Solomon: Stéphane Dion was the author of the Clarity Act. He said that was the best way to fight the separatists, not reopening a constitutional debate like Michael Ignatieff wants to do. How would you respond?
Ignatieff: I don't want to reignite a constitutional debate. He's putting words in my mouth that I've never expressed. What I've said is - what I've said is, and it's a fact that Stéphane has to acknowledge and Bob Rae has to acknowledge - we all have to acknowledge - Quebec has not signed our constitution. Until they've signed, the constitutional architecture of our country is not complete. That's not a fact I made up. That's a fact that's been present in our national life since 1982.
First off, Dion is right. The point is to say to separatists: You take it or you leave it. And if you're leaving, you leave, not with some weasily deceptive questions. An end to blackmail. Further, "the constitutional architecture . . . is not complete." Bullshit. Aboslute bullshit. First, all but one of the MPs from Quebec voted for the Constitution. Just because some little provincial despot presiding over provincial powers didn't endorse the Federal constitution doesn't mean that the constitutional "architecture" is not complete (and who, other than an academic, would phrase things that way? Sure, it might look good in a paper to talk about constitutional structures and keystones and flying buttresses, but in the real world, it's just nonsense. To paraphrase Dion, Canada works better in practice than on paper. It's worked just fine since 1982, and our current Golden Age has happened even if the document isn't Iggy's perfect document.
Onwards:
Ignatieff: I go to small rooms in Saskatoon, I go to small rooms in Grand Prairie, Alberta, I go to small rooms in Alberta, I go to small rooms in Nova Scotia, and I'm asked this question and I talk about it. Never underestimate the good faith, the warm-heartedness, the generosity, the openness of the Canadian people, the willingness of Canadians to make our federation work and find ways -
Solomon: More generous than they were during the Meech Lake Accord?
Ignatieff: Never underestimate the Canadian people. Never underestimate their generosity. Never underestimate their openheartedness. Never underestimate their political courage.
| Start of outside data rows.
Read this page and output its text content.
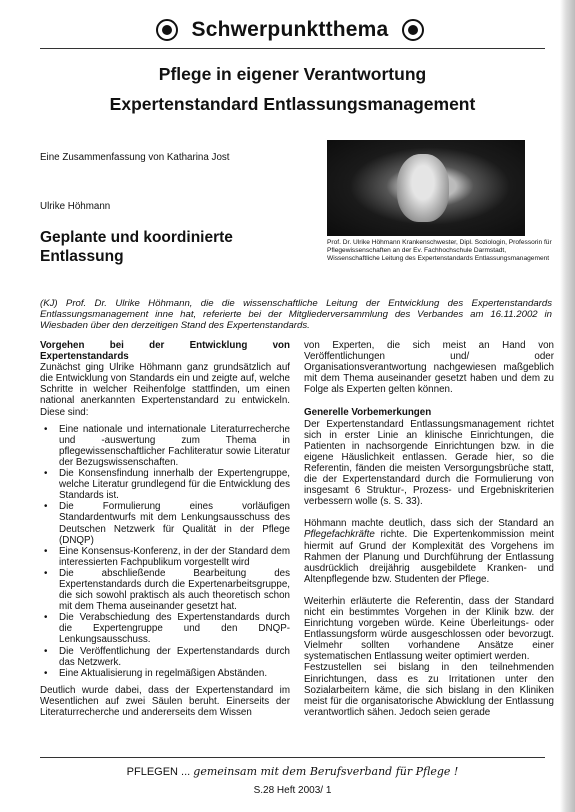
Schwerpunktthema
Pflege in eigener Verantwortung
Expertenstandard Entlassungsmanagement
Eine Zusammenfassung von Katharina Jost
Ulrike Höhmann
Geplante und koordinierte
Entlassung
Prof. Dr. Ulrike Höhmann Krankenschwester, Dipl. Soziologin, Professorin für Pflegewissenschaften an der Ev. Fachhochschule Darmstadt, Wissenschaftliche Leitung des Expertenstandards Entlassungsmanagement
(KJ) Prof. Dr. Ulrike Höhmann, die die wissenschaftliche Leitung der Entwicklung des Expertenstandards Entlassungsmanagement inne hat, referierte bei der Mitgliederversammlung des Verbandes am 16.11.2002 in Wiesbaden über den derzeitigen Stand des Expertenstandards.
Vorgehen bei der Entwicklung von Expertenstandards

Zunächst ging Ulrike Höhmann ganz grundsätzlich auf die Entwicklung von Standards ein und zeigte auf, welche Schritte in welcher Reihenfolge stattfinden, um einen national anerkannten Expertenstandard zu entwickeln. Diese sind:

• Eine nationale und internationale Literaturrecherche und -auswertung zum Thema in pflegewissenschaftlicher Fachliteratur sowie Literatur der Bezugswissenschaften.
• Die Konsensfindung innerhalb der Expertengruppe, welche Literatur grundlegend für die Entwicklung des Standards ist.
• Die Formulierung eines vorläufigen Standardentwurfs mit dem Lenkungsausschuss des Deutschen Netzwerk für Qualität in der Pflege (DNQP)
• Eine Konsensus-Konferenz, in der der Standard dem interessierten Fachpublikum vorgestellt wird
• Die abschließende Bearbeitung des Expertenstandards durch die Expertenarbeitsgruppe, die sich sowohl praktisch als auch theoretisch schon mit dem Thema auseinander gesetzt hat.
• Die Verabschiedung des Expertenstandards durch die Expertengruppe und den DNQP-Lenkungsausschuss.
• Die Veröffentlichung der Expertenstandards durch das Netzwerk.
• Eine Aktualisierung in regelmäßigen Abständen.

Deutlich wurde dabei, dass der Expertenstandard im Wesentlichen auf zwei Säulen beruht. Einerseits der Literaturrecherche und andererseits dem Wissen

von Experten, die sich meist an Hand von Veröffentlichungen und/ oder Organisationsverantwortung nachgewiesen maßgeblich mit dem Thema auseinander gesetzt haben und dem zu Folge als Experten gelten können.

Generelle Vorbemerkungen

Der Expertenstandard Entlassungsmanagement richtet sich in erster Linie an klinische Einrichtungen, die Patienten in nachsorgende Einrichtungen bzw. in die eigene Häuslichkeit entlassen. Gerade hier, so die Referentin, fänden die meisten Versorgungsbrüche statt, die der Expertenstandard durch die Formulierung von insgesamt 6 Struktur-, Prozess- und Ergebniskriterien verbessern wolle (s. S. 33).

Höhmann machte deutlich, dass sich der Standard an Pflegefachkräfte richte. Die Expertenkommission meint hiermit auf Grund der Komplexität des Vorgehens im Rahmen der Planung und Durchführung der Entlassung ausdrücklich dreijährig ausgebildete Kranken- und Altenpflegende bzw. Studenten der Pflege.

Weiterhin erläuterte die Referentin, dass der Standard nicht ein bestimmtes Vorgehen in der Klinik bzw. der Einrichtung vorgeben würde. Keine Überleitungs- oder Entlassungsform würde ausgeschlossen oder bevorzugt. Vielmehr sollten vorhandene Ansätze einer systematischen Entlassung weiter optimiert werden.

Festzustellen sei bislang in den teilnehmenden Einrichtungen, dass es zu Irritationen unter den Sozialarbeitern käme, die sich bislang in den Kliniken meist für die organisatorische Abwicklung der Entlassung verantwortlich sähen. Jedoch seien gerade

PFLEGEN ... gemeinsam mit dem Berufsverband für Pflege !
S.28 Heft 2003/ 1
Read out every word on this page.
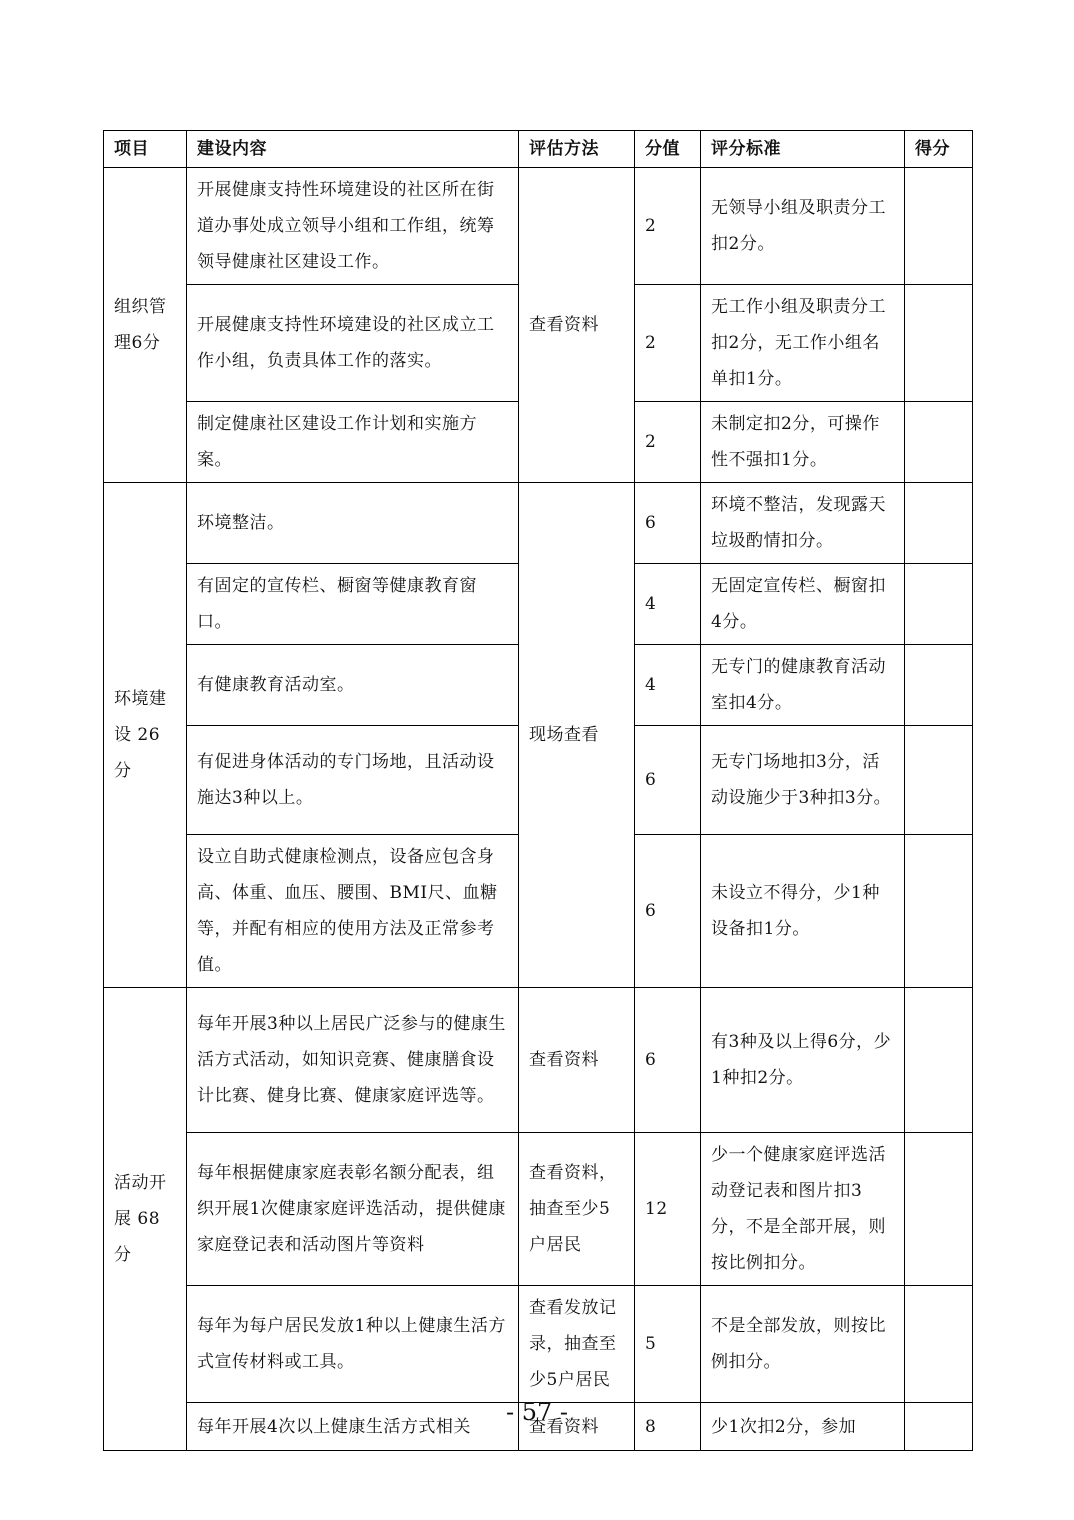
项目	建设内容	评估方法	分值	评分标准	得分
组织管理6分	开展健康支持性环境建设的社区所在街道办事处成立领导小组和工作组，统筹领导健康社区建设工作。	查看资料	2	无领导小组及职责分工扣2分。	
	开展健康支持性环境建设的社区成立工作小组，负责具体工作的落实。		2	无工作小组及职责分工扣2分，无工作小组名单扣1分。	
	制定健康社区建设工作计划和实施方案。		2	未制定扣2分，可操作性不强扣1分。	
环境建设 26分	环境整洁。	现场查看	6	环境不整洁，发现露天垃圾酌情扣分。	
	有固定的宣传栏、橱窗等健康教育窗口。		4	无固定宣传栏、橱窗扣4分。	
	有健康教育活动室。		4	无专门的健康教育活动室扣4分。	
	有促进身体活动的专门场地，且活动设施达3种以上。		6	无专门场地扣3分，活动设施少于3种扣3分。	
	设立自助式健康检测点，设备应包含身高、体重、血压、腰围、BMI尺、血糖等，并配有相应的使用方法及正常参考值。		6	未设立不得分，少1种设备扣1分。	
活动开展 68分	每年开展3种以上居民广泛参与的健康生活方式活动，如知识竞赛、健康膳食设计比赛、健身比赛、健康家庭评选等。	查看资料	6	有3种及以上得6分，少1种扣2分。	
	每年根据健康家庭表彰名额分配表，组织开展1次健康家庭评选活动，提供健康家庭登记表和活动图片等资料	查看资料，抽查至少5户居民	12	少一个健康家庭评选活动登记表和图片扣3分，不是全部开展，则按比例扣分。	
	每年为每户居民发放1种以上健康生活方式宣传材料或工具。	查看发放记录，抽查至少5户居民	5	不是全部发放，则按比例扣分。	
	每年开展4次以上健康生活方式相关	查看资料	8	少1次扣2分，参加	
- 57 -
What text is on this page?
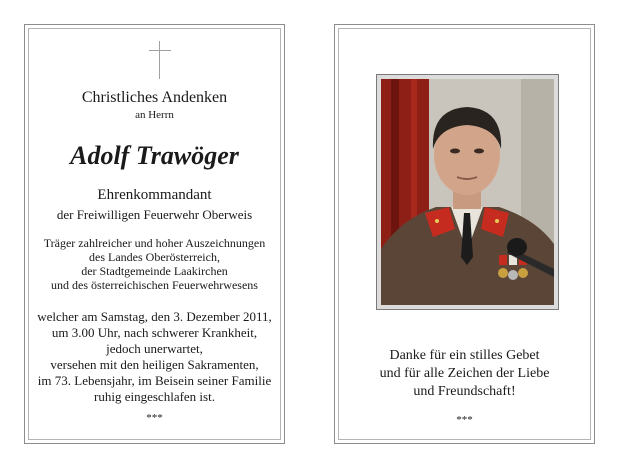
Christliches Andenken
an Herrn
Adolf Trawöger
Ehrenkommandant
der Freiwilligen Feuerwehr Oberweis
Träger zahlreicher und hoher Auszeichnungen
des Landes Oberösterreich,
der Stadtgemeinde Laakirchen
und des österreichischen Feuerwehrwesens
welcher am Samstag, den 3. Dezember 2011,
um 3.00 Uhr, nach schwerer Krankheit,
jedoch unerwartet,
versehen mit den heiligen Sakramenten,
im 73. Lebensjahr, im Beisein seiner Familie
ruhig eingeschlafen ist.
***
Danke für ein stilles Gebet
und für alle Zeichen der Liebe
und Freundschaft!
***
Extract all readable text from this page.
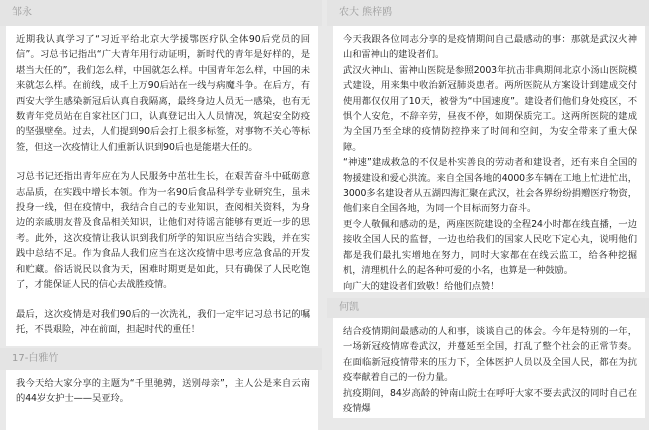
邹永

近期我认真学习了“习近平给北京大学援鄂医疗队全体90后党员的回信”。习总书记指出“广大青年用行动证明，新时代的青年是好样的，是堪当大任的”，我们怎么样，中国就怎么样。中国青年怎么样，中国的未来就怎么样。在前线，成千上万90后站在一线与病魔斗争。在后方，有西安大学生感染新冠后认真自我隔离，最终身边人员无一感染，也有无数青年党员站在自家社区门口，认真登记出入人员情况，筑起安全防疫的坚强壁垒。过去，人们提到90后会打上很多标签，对事物不关心等标签，但这一次疫情让人们重新认识到90后也是能堪大任的。

习总书记还指出青年应在为人民服务中茁壮生长，在艰苦奋斗中砥砺意志品质，在实践中增长本领。作为一名90后食品科学专业研究生，虽未投身一线，但在疫情中，我结合自己的专业知识，查阅相关资料，为身边的亲戚朋友普及食品相关知识，让他们对待谣言能够有更近一步的思考。此外，这次疫情让我认识到我们所学的知识应当结合实践，并在实践中总结不足。作为食品人我们应当在这次疫情中思考应急食品的开发和贮藏。俗话说民以食为天，困难时期更是如此，只有确保了人民吃饱了，才能保证人民的信心去战胜疫情。

最后，这次疫情是对我们90后的一次洗礼，我们一定牢记习总书记的嘱托，不畏艰险，冲在前面，担起时代的重任！

17-白雅竹

我今天给大家分享的主题为“千里驰骋，送别母亲”，主人公是来自云南的44岁女护士——吴亚玲。

农大 熊梓鸥

今天我跟各位同志分享的是疫情期间自己最感动的事：那就是武汉火神山和雷神山的建设者们。

武汉火神山、雷神山医院是参照2003年抗击非典期间北京小汤山医院模式建设，用来集中收治新冠肺炎患者。两所医院从方案设计到建成交付使用都仅仅用了10天，被誉为“中国速度”。建设者们他们身处疫区，不惧个人安危，不辞辛劳，昼夜不停，如期保质完工。这两所医院的建成为全国乃至全球的疫情防控挣来了时间和空间，为安全带来了重大保障。

“神速”建成救急的不仅是朴实善良的劳动者和建设者，还有来自全国的物援建设和爱心洪流。来自全国各地的4000多车辆在工地上忙进忙出，3000多名建设者从五湖四海汇聚在武汉，社会各界纷纷捐赠医疗物资，他们来自全国各地，为同一个目标而努力奋斗。

更令人敬佩和感动的是，两座医院建设的全程24小时都在线直播，一边接收全国人民的监督，一边也给我们的国家人民吃下定心丸，说明他们都是我们最扎实增地在努力，同时大家都在在线云监工，给各种挖掘机，清理机什么的起各种可爱的小名，也算是一种鼓励。

向广大的建设者们致敬！给他们点赞！

何凯

结合疫情期间最感动的人和事，谈谈自己的体会。今年是特别的一年，一场新冠疫情席卷武汉，并蔓延至全国，打乱了整个社会的正常节奏。在面临新冠疫情带来的压力下，全体医护人员以及全国人民，都在为抗疫奉献着自己的一份力量。

抗疫期间，84岁高龄的钟南山院士在呼吁大家不要去武汉的同时自己在疫情爆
Remember one thing here. I was at the '68 convention where Trudeau was choosen as our leader. There wasn't a person in that room who if you'd asked them in '68 would have said that by 1982, we would have a repatriated Canadian Constitution with a Charter of Rights and Freedoms. The thing about politics is what seems completely impossible at one moment becomes possible later on, in conditions which we can't predict. And one of the reasons it becomes possible is we're a great people.
Such nonsense. First, he's doing his small rooms thing. As my blogging partner in crime has pointed out, what exactly does this mean? And second: "Never underestimate the Canadian people." WTF? That entire paragraph is nonsense. We weren't so "generous" during Meech and during Charlottown. My idea of national generousity certainly doesn't mean compromising the integrity of my country. It doesn't mean bowing and scraping to a few separatist traitors who harbour resentment for every wrong allegely visted upon them by virtue of their place in the Canadian nation.
And hearing some guy who's been out of the country for 30 years give a lecture on the Canadian people is also nonsense.
And then: He can't even answer the "what if Alberta says it's a nation?" question, which I think is the very logical extension of his nonsensical position on national unity.
Ignatieff: Let's, let's remember what we, what we have in common and reinforce what we have in common: the equality of our citizenship, the equality of all the provinces and territories who form our federation. Those bedrocks of our constitutional reality must never change and would never change under my leadership. The issue for us is how we recognize another thing, which is constitutive of our country and has been for forever. Namely, that we're, we're composed of collective groups who have strong collective identities. It's for those groups and for our country to work out a discussion about who those are. But we've already acknowledged -
Solomon: But this isn't a Joe Clark community of communities, is it?
Ignatieff: No, it's not. It's not - it's absolutely not. It's not because we're held together by a spine of equal citizenship. We're held together by the equality of provinces.
Iggy would be a disaster. In so many ways.